“Un pubblico ufficiale, e anche il medico, è tenuto a segnalare i casi di sospetta violazione della legge sulla maternità surrogata alla procura. E poi si vedrà”.
Questo è l’ultimo discorso intelligente di Eugenia Roccellam riguardo alla gestazione per altri, argomento sul quale la maggior parte della gente, compresi giornalisti e politici, fanno gran confusione tra ciò che è moralmente lecito e ciò che è moralmente illecito.
Negli articoli che seguono, qualche altro ragionamento brillante tra i tanti.
TellusFolio 5 dicembre 2010
Eugenia Roccella, durante la trasmissione “Domenica in” (29 novembre) ha dichiarato: “Siamo liberi di non mettere il casco, di non mettere la cintura di sicurezza, siamo liberi di drogarci, di farci del male, siamo liberi persino di ucciderci ma non è che queste cose siano diritti anzi in genere sono contro la legge, cioè la libertà non è che possa diventare sempre un diritto, la libertà di morire è una libertà contro l’umano tanto è che se noi vediamo che una persona si sta suicidando interveniamo”. Non ha vicino qualcuno, un collega, non so, un familiare che le eviti di far brutte figure e le spieghi il significato del termine “libertà” e del termine “diritto”? Che la mamma può stabilire che cosa è male per il suo piccolo e che cosa è bene, ma lo Stato, che mamma non è, non ha il diritto di stabilire che cosa sia bene e che cosa sia male per una persona? Che le spieghi perché lo Stato ci obbliga a mettere il casco, o la cintura, mentre non ci impedisce di portare il cilicio, come fa la senatrice Binetti, oppure di digiunare, o procurarci altri tormenti? Che, ammesso non si abbia il diritto (morale, al più) di nuocere alla propria salute, nessuno ha diritto di impedircelo? Che le spieghi la differenza tra il suicidio di colui che ha avuto una delusione d’amore, ha perso persone care, il lavoro, ecc., e il suicidio del malato senza speranza? Secondo il sottosegretario al Ministero della Salute (siamo in buone mani!), il fatto che interveniamo qualora vediamo qualcuno che sta per gettarsi da un ponte (qualcuno che potrebbe avere la possibilità di riprendere una vita sana e normale), dimostra che la libertà di morire è “una libertà contro l’umano”. Se lo dice lei, la Roccella, vuol dire che così è.

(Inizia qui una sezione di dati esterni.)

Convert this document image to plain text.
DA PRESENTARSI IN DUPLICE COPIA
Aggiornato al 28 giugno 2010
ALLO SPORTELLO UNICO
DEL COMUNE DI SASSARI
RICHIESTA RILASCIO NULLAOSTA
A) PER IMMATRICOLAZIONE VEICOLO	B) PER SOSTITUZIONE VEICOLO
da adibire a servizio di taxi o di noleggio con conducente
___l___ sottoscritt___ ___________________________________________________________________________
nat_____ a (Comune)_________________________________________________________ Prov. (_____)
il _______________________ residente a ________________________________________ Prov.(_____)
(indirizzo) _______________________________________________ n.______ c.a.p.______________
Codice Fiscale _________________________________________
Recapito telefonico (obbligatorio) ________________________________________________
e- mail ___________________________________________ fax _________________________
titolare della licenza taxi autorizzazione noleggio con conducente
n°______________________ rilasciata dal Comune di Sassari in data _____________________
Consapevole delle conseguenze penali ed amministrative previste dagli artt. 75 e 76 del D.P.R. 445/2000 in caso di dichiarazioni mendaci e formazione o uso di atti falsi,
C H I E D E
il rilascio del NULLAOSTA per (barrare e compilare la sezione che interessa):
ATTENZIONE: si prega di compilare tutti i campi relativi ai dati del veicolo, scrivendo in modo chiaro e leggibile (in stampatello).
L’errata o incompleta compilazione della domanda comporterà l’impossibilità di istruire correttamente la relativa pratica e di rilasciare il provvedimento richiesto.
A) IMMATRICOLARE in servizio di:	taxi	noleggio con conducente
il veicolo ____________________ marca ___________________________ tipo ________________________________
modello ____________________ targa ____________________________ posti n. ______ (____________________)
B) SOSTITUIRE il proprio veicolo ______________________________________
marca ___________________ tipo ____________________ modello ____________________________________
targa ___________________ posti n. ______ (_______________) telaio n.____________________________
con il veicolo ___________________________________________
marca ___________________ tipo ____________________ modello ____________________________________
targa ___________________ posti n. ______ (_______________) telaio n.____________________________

Affaritaliani 23 agosto 2011
Eugenia Roccella, con la consueta nota intelligenza, su Il Tempo del 23 agosto, in un articolo intitolato “Non chiediamo contributi alla Chiesa”, scrive: “Chi fa questa richiesta sembra ignorare che le attività della Chiesa sono già un immenso contributo di solidarietà (meglio: di carità, e dunque, come ricorda Benedetto XVI, di amore), di cui l’Italia gode in misura maggiore rispetto ad altri paesi”. Intanto va precisato che la Chiesa “ama” con i soldi che le provengono dai fedeli e dallo stato italiano. Niente di male ovviamente, anzi, tutto di bene. Ma riguardo alla questione: poniamo che la Chiesa impieghi in opere di carità l’80% (percentuale a caso) del denaro che riceve, e tenga il resto per sé. Se il resto le permette di accumulare “tesori sulla terra, dove tignola e ruggine consumano” e non “tesori in cielo, dove tignola e ruggine non consumano” (Mt 6,19), ciò che si chiede alla Chiesa, non è di sacrificare il denaro destinato alle opere di carità (sarebbe assurdo!), bensì un pezzetto del tesoro accumulato sulla terra. Capito, Eugenia, non a caso Roccella?